Reading binary files in C++

I learned how to read binary files in C++ today. My function (which creates an MD5 hash of a file) ended up looking a little different to the example that I learned from:

  const int BUFFER_SIZE = 1024;

  int length;
  char buffer[ BUFFER_SIZE ];

  MD5_CTX ctx;
  MD5Init( &ctx );

  ifstream is( path.c_str(), ios::binary );

  while ( is.good() ) {

    is.read( (char *)buffer, BUFFER_SIZE );

    streamsize count = is.gcount();

    MD5Update( &ctx, (unsigned char *)buffer, count );

  }

  if ( is.eof() ) {

    // it's ok, we're at the end of the file

  }
  else if ( is.bad() ) {

    // bad bit is set
    cout << "Bad bit is set while reading '" << path << "'." << endl;

    cout << strerror( errno ) << endl;

    exit ( 1 );

  }
  else if ( is.fail() ) {

    cout << "Fail bit is set while reading '" << path << "'." << endl;

    cout << strerror( errno ) << endl;

    exit( 1 );

  }

  is.close();

File names on Windows

I’ve been reading up on file names in Windows because I’m having a problem with my C++ code processing a file with an odd TM character in the file name. I’m not sure why, but it seems that file names returned by the POSIX readdir function don’t necessarily exist when then given to ifstream.open, or some weird character encoding thing is going on. Hopefully I get to the bottom of it. It’s a complete fluke that I actually had a file this failed on available and did testing on it, lucky I guess.

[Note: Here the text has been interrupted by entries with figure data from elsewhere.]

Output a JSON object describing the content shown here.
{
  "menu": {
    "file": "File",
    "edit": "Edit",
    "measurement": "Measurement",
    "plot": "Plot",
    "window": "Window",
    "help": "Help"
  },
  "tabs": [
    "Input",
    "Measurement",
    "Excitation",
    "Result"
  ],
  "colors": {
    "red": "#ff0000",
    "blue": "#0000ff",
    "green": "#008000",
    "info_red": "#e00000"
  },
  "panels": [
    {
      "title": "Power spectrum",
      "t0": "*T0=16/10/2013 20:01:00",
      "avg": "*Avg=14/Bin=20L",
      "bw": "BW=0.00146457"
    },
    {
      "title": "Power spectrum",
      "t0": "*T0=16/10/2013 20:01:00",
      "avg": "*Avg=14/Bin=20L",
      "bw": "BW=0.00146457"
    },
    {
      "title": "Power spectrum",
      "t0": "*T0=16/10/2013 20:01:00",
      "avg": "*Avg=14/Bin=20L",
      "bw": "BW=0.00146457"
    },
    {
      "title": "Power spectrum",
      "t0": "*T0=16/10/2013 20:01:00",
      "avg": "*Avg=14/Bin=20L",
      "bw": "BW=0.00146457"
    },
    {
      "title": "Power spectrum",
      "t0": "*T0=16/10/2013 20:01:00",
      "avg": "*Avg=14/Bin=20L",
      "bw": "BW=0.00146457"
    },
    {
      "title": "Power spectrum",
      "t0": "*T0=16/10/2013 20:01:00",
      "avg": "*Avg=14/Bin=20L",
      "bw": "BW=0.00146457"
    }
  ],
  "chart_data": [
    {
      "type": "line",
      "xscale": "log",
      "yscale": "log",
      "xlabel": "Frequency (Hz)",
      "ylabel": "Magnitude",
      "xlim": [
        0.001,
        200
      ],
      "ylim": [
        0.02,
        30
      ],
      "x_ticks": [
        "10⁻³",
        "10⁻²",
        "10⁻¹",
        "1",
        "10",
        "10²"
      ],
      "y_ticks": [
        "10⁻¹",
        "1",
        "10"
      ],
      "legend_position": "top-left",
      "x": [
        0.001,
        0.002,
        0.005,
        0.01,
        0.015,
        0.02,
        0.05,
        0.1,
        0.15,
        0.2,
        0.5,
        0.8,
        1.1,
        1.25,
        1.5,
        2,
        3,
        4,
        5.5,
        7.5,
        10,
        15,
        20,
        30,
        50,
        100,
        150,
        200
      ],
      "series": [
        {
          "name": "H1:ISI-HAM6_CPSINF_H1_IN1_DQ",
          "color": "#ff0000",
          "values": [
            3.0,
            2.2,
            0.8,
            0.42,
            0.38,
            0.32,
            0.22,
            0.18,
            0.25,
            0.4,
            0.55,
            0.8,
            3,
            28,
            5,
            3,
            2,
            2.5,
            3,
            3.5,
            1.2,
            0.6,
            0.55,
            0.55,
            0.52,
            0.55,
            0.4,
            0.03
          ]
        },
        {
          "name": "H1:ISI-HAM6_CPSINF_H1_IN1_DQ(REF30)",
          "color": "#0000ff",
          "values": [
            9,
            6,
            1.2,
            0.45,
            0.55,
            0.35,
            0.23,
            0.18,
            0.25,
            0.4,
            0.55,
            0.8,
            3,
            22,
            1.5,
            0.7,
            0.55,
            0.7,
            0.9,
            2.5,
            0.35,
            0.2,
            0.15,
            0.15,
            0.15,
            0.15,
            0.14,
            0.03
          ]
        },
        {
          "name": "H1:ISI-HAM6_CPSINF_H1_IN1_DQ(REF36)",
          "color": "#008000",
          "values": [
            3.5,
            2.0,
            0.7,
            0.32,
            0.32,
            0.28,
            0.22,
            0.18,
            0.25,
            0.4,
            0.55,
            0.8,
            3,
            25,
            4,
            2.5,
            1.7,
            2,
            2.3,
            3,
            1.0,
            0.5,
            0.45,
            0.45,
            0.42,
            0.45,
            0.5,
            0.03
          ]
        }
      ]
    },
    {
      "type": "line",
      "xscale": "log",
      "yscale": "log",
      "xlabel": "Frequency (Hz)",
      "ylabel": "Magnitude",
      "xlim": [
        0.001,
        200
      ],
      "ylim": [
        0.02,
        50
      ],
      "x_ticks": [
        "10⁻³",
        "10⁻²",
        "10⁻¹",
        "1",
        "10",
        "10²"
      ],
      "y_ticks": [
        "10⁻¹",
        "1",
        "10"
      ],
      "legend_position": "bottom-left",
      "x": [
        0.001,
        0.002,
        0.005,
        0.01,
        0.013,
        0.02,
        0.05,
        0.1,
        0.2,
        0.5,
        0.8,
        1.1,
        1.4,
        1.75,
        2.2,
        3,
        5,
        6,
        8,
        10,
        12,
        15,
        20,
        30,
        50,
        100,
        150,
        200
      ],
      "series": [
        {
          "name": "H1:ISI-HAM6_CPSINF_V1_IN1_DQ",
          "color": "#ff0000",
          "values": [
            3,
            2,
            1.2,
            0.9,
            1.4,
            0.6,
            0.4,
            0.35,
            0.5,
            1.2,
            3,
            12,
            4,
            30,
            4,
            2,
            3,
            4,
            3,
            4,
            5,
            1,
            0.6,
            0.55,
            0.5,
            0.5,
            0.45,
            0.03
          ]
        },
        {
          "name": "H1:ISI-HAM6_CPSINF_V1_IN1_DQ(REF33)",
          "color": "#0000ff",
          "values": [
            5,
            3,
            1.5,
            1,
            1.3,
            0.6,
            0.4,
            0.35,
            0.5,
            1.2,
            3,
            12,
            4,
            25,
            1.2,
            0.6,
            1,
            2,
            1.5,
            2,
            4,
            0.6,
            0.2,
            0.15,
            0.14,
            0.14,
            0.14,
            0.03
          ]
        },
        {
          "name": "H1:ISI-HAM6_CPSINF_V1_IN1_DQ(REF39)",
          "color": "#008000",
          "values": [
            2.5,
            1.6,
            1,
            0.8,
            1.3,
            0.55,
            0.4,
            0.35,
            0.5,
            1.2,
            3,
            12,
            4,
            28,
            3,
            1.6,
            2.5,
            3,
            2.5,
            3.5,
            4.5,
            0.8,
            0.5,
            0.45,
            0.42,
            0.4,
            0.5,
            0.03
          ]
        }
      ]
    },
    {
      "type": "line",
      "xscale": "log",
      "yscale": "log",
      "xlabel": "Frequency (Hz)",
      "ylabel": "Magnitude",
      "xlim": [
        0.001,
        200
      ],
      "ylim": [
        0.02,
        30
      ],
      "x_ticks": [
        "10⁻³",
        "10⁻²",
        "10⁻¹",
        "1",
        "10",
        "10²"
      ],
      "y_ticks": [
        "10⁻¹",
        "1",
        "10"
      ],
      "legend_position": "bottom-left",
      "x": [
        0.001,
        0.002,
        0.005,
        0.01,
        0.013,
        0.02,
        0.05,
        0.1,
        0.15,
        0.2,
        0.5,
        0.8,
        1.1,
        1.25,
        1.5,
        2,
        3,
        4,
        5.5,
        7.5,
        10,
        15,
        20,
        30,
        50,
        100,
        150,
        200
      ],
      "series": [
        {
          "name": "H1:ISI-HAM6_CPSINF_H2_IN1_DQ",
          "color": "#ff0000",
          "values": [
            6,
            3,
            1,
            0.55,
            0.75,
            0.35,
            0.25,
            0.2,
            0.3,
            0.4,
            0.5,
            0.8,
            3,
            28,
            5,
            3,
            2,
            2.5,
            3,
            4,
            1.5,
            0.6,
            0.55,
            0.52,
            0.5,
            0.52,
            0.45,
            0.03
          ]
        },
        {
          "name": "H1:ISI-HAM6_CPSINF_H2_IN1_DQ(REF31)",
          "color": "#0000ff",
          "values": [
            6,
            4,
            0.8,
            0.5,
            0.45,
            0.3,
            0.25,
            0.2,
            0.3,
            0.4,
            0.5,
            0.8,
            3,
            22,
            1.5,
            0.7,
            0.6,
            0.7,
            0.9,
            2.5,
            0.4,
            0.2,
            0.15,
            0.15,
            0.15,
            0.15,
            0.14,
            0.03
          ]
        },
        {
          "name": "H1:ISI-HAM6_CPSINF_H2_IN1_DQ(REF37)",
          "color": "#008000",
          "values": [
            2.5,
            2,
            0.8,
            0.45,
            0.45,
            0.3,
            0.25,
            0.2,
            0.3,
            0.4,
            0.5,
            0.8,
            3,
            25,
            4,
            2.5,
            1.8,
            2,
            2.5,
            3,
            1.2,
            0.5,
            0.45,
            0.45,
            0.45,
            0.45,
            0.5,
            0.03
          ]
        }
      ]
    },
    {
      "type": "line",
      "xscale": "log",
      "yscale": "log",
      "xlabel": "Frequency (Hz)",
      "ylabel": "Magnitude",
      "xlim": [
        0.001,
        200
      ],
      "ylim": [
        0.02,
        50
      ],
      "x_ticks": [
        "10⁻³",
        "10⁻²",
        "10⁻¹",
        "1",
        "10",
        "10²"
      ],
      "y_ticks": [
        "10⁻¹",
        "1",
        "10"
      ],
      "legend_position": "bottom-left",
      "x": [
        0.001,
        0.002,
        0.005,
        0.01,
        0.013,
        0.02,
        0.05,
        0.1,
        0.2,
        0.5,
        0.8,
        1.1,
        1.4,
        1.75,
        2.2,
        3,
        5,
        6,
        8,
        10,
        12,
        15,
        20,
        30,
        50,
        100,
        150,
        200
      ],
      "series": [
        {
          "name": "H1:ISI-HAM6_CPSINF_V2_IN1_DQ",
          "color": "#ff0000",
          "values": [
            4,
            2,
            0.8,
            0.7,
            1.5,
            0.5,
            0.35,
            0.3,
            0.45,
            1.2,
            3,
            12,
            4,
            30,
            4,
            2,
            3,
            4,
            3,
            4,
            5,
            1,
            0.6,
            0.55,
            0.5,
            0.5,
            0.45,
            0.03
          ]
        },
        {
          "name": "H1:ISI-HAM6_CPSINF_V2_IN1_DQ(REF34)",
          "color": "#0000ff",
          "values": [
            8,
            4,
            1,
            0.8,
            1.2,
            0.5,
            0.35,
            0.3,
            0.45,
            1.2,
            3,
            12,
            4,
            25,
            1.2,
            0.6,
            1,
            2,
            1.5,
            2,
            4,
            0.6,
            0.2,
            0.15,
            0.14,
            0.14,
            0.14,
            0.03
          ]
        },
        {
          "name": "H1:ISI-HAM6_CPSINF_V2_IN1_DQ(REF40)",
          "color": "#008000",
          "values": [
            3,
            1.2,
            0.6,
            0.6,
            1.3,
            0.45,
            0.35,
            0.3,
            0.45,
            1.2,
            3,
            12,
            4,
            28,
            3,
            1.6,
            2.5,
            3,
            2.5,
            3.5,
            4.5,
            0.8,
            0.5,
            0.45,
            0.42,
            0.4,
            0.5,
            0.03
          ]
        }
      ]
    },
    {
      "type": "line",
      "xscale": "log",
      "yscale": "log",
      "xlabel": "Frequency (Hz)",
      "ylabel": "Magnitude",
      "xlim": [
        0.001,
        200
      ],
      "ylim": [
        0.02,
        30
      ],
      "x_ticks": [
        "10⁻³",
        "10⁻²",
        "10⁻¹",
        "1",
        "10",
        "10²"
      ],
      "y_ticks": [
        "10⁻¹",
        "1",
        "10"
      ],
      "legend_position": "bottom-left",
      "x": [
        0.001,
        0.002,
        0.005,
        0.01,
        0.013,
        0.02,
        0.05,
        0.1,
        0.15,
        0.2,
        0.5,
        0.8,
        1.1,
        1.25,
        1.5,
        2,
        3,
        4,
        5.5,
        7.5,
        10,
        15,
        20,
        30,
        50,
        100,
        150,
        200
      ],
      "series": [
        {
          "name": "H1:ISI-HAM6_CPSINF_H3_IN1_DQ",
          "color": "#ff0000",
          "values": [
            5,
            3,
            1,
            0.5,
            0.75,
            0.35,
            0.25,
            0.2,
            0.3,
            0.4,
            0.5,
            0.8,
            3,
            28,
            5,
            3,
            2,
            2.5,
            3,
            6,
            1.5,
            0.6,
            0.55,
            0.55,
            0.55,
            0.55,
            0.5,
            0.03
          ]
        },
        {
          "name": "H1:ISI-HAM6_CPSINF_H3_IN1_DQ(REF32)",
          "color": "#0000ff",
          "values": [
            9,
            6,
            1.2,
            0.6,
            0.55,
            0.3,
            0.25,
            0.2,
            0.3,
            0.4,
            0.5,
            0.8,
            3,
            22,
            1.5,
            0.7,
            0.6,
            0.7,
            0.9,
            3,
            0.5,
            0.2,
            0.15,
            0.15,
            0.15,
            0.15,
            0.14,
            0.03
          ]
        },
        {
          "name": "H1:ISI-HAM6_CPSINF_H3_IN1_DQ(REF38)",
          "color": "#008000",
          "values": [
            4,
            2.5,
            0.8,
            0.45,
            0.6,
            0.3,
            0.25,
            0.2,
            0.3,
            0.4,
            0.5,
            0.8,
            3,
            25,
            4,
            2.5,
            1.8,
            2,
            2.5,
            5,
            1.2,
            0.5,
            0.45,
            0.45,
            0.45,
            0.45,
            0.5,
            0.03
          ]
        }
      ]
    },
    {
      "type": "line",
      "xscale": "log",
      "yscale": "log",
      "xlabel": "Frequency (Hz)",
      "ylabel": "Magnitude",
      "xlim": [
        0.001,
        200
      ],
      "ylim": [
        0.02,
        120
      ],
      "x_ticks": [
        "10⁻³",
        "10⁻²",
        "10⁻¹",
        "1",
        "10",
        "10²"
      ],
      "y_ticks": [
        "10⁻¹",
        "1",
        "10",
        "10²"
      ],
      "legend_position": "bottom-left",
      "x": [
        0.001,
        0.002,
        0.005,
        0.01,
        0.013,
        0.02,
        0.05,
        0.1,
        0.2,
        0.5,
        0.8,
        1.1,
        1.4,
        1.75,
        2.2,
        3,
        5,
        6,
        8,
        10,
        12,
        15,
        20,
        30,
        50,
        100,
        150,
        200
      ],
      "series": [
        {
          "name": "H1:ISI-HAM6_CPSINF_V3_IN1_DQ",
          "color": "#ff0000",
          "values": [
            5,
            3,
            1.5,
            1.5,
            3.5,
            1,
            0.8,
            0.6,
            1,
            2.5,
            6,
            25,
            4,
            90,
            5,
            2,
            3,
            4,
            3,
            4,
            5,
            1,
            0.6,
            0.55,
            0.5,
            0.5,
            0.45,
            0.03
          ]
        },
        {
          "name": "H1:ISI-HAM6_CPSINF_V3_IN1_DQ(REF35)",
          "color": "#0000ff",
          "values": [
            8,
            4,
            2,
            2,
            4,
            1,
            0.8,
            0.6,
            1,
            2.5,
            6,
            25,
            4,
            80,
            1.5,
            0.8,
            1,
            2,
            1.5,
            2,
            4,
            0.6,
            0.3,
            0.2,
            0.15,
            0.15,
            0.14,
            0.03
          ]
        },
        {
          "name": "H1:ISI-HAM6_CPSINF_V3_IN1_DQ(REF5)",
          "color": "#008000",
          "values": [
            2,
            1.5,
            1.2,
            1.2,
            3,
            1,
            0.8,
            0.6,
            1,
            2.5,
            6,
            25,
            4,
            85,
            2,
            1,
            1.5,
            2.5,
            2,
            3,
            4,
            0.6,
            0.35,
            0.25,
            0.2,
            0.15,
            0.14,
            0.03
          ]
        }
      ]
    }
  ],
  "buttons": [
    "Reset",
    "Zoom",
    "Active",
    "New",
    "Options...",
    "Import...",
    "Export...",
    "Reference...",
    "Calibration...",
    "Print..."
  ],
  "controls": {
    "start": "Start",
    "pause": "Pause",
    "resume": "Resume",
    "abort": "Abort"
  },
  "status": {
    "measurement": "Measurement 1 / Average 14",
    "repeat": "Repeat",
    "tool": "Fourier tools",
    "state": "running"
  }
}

I did some more reading and discovered that there are ‘wide character’ versions of the file functions for Windows that use UTF-16 encoded strings rather than ‘code page’ encoded strings, I guess. Anyway, I don’t think I’m going to bother with such things, if the file can’t be opened because it has a weird character in it then I’ll just fail with an error message and the user can look at fixing it. This program is only being “developed and tested” in Windows, there are no plans to actually run it on Windows, it will run on Linux, which won’t have this weird character encoding issue.